Meglio essere chiari. Non so che cosa accadrà, il giorno in cui dovessi trovarmi nella condizione di Piergiorgio Welby quando scrisse quella lettera, o nella condizione di Eluana Englaro. So, però, che se in coscienza, la mia coscienza, dovessi ritenere che la mia vita non è più tale, ma solo un esperimento di sopravvivenza al servizio di una macchina che svolge le mie funzioni biologiche, allora non permetterò che Pierferdinando Casini, o Maurizio Lupi, o Maurizio Sacconi, o qualche non meglio identificato movimento pro-vita scelgano al posto mio, in nome di una morale e di convinzioni religiose che non condivido. Sarò io a decidere o, come nel caso di Eluana Englaro, i miei familiari, le persone che mi hanno conosciuto e amato per quello che sono, nel bene e nel male.

Quando invece dovesse toccare agli onorevoli difensori della vita, io non mi permetterò né mi permetterei di imporre a loro, né a nessun altro, una regola decisa sulla base delle mie convinzioni politiche o religiose. In questo senso, per me, la vita è indisponibile. Appartiene a ogni singolo individuo. Perciò si tranquillizzino, i paladini della vita. Per quelli come me, loro potranno scegliere di essere tenuti in questo mondo per l’eternità, se la tecnologia lo permetterà. (Anche se poi dovrebbero rispiegarmi per bene tutta la riflessione cristiana sull’accettazione della morte, la resurrezione e la vita eterna…).
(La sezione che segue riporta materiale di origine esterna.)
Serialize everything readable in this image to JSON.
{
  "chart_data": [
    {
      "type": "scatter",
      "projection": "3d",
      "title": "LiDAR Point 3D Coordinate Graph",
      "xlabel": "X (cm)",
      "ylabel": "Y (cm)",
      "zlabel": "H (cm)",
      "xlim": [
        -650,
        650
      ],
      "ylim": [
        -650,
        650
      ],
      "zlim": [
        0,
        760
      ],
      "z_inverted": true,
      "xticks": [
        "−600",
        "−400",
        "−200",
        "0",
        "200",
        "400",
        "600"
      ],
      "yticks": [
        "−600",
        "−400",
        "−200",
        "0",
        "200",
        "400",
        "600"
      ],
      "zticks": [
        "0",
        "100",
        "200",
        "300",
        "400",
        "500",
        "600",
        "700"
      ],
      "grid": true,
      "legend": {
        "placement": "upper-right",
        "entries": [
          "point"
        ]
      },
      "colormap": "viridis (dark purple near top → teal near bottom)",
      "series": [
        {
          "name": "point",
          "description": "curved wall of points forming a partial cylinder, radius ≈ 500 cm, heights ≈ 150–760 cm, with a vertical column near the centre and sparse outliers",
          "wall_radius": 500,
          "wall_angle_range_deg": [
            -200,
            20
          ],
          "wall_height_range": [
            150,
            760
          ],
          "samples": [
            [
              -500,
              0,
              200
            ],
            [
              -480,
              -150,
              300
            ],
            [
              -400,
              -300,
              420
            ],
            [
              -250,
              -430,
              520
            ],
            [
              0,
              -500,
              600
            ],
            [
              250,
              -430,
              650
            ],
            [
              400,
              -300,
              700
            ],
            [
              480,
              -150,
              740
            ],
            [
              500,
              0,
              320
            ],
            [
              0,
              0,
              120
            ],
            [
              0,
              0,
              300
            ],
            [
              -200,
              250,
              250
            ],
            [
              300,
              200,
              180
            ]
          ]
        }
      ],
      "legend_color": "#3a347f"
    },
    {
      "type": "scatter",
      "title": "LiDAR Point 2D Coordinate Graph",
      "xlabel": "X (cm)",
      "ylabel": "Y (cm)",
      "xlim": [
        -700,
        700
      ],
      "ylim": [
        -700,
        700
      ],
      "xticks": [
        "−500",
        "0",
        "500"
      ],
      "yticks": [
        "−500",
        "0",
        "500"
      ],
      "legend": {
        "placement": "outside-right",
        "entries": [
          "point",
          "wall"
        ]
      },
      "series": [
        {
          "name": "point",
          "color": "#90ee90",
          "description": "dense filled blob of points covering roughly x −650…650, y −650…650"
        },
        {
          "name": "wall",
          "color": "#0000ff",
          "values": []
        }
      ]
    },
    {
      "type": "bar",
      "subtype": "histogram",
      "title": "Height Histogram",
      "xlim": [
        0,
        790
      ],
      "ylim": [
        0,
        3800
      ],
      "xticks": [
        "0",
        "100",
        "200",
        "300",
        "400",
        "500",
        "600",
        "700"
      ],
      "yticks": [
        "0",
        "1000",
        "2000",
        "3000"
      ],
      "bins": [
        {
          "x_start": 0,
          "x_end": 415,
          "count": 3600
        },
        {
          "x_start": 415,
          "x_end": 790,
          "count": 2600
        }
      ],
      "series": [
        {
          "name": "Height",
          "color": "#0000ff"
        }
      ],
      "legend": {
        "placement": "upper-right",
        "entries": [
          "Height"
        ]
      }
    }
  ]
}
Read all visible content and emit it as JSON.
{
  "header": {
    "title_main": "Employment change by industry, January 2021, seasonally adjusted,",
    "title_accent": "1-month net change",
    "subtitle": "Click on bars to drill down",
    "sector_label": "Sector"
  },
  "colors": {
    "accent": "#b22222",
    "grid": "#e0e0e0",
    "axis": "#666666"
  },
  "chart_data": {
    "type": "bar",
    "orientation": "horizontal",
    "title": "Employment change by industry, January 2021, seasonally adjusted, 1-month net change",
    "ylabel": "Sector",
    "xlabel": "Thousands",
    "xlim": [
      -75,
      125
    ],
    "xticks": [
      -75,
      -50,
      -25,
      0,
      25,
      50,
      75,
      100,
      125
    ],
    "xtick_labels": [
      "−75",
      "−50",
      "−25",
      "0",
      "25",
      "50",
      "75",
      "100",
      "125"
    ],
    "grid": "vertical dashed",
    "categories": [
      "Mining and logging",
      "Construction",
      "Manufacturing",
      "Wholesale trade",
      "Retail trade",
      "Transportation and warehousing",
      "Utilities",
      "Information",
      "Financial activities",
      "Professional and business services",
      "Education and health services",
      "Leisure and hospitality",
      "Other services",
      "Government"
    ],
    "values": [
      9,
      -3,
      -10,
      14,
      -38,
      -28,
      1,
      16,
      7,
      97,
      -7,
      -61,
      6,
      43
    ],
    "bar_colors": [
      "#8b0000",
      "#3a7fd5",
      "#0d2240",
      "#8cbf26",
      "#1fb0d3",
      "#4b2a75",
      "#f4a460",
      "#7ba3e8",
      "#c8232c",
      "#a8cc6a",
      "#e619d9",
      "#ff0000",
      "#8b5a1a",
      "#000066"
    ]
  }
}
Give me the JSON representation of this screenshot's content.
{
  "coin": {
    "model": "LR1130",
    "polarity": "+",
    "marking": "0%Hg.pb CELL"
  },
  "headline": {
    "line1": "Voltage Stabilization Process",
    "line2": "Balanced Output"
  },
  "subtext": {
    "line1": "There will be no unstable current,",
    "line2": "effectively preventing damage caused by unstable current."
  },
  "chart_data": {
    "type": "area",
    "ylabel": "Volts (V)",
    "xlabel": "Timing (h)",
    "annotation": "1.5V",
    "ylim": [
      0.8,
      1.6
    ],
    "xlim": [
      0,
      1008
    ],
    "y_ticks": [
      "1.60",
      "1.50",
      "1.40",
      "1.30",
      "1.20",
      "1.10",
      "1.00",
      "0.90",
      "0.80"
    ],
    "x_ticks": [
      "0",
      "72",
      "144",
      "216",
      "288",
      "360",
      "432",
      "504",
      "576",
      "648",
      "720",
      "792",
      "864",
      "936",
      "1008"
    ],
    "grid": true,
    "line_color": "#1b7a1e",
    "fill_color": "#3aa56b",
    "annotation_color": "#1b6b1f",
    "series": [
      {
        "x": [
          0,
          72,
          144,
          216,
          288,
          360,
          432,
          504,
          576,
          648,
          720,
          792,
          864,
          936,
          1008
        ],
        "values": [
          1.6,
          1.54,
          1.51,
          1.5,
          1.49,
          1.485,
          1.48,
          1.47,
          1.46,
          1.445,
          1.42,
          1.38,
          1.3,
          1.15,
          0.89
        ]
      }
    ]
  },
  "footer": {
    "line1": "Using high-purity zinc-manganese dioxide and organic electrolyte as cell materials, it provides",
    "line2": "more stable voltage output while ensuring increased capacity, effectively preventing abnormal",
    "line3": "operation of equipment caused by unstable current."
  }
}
Ecco, ai Casini Lupi Sacconi Giovanardi e difensori autonominati chiedo solo questo, che applichino cristianamente, se questo avverbio per loro ha un senso, il principio fondamentale dell’etica della reciprocità: non fare agli altri ciò che non vorresti fosse fatto a te.

In altre parole, io tengo giù le mani dalla vosta vita. Voi tenetele giù dalla mia. Tenetele giù dalle vite degli altri.